Learning Shape Features and Abstractions in 3D Convolutional Neural Networks for Detecting Alzheimer's Disease
Md Motiur Rahman Sagar, Martin Dyrba

TL;DR
This paper investigates how 3D ConvNets learn shape features for Alzheimer's detection, exploring interpretability, network structure effects, and transfer learning to improve diagnostic accuracy.
Contribution
It introduces visualization techniques to analyze learned features in 3D ConvNets and examines the impact of network design choices and transfer learning on model performance.
Findings
LRP relevance maps highlight brain regions important for classification
Filter visualization reveals feature encoding across network layers
Transfer learning enhances feature learning and model accuracy
Abstract
Deep Neural Networks - especially Convolutional Neural Network (ConvNet) has become the state-of-the-art for image classification, pattern recognition and various computer vision tasks. ConvNet has a huge potential in medical domain for analyzing medical data to diagnose diseases in an efficient way. Based on extracted features by ConvNet model from MRI data, early diagnosis is very crucial for preventing progress and treating the Alzheimer's disease.

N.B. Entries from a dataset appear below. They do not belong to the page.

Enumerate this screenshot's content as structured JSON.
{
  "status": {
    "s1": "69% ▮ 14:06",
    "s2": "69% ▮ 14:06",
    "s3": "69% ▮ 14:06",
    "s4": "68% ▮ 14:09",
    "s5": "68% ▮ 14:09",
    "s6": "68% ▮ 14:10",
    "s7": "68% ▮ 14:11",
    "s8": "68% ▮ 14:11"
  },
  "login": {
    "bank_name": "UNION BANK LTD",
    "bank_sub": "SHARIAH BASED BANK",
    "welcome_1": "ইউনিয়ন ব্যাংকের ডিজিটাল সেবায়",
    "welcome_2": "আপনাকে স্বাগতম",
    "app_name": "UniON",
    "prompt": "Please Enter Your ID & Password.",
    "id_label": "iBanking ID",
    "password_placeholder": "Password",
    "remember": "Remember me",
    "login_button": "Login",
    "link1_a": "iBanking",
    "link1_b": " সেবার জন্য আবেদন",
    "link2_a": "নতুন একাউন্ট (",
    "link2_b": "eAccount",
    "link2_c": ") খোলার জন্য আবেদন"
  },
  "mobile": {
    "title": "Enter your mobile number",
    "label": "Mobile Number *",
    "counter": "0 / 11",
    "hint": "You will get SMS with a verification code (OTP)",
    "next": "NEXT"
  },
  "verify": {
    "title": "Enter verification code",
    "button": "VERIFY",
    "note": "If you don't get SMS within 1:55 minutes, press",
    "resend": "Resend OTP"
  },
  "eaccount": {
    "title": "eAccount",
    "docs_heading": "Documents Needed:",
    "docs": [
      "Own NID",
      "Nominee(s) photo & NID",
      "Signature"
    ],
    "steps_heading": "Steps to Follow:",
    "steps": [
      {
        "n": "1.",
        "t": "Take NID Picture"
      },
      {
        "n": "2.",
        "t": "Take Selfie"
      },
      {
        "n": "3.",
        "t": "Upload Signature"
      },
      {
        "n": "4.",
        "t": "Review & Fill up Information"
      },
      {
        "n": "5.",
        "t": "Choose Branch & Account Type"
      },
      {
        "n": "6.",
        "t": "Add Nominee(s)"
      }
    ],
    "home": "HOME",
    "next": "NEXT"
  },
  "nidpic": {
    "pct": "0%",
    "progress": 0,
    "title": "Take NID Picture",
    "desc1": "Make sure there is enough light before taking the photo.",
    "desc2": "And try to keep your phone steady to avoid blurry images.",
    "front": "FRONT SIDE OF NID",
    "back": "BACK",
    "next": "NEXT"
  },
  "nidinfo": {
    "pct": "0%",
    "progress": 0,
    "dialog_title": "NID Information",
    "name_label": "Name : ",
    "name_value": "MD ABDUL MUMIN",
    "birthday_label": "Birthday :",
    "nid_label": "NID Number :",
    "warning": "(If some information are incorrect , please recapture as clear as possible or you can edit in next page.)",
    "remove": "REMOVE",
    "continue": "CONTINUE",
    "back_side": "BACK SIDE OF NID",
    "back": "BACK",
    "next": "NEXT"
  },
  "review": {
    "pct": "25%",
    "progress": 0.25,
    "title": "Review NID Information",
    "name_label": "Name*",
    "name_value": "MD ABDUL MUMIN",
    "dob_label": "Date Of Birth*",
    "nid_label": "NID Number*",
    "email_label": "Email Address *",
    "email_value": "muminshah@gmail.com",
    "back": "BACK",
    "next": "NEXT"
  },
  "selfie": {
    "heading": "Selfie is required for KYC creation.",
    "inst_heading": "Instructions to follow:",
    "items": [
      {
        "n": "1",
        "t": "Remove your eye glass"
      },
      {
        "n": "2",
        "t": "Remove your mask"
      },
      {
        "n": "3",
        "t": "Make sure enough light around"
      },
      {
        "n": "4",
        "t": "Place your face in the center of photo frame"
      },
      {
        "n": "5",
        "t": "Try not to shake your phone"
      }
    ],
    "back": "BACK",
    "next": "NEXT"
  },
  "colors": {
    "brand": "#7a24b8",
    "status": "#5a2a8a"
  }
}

Despite having the ability to deliver great performance, absence of interpretability of the model's decision can lead to misdiagnosis which can be life threatening. In this thesis, learned shape features and abstractions by 3D ConvNets for detecting Alzheimer's disease were investigated using various visualization techniques. How changes in network structures, used filters sizes and filters shapes affects the overall performance and…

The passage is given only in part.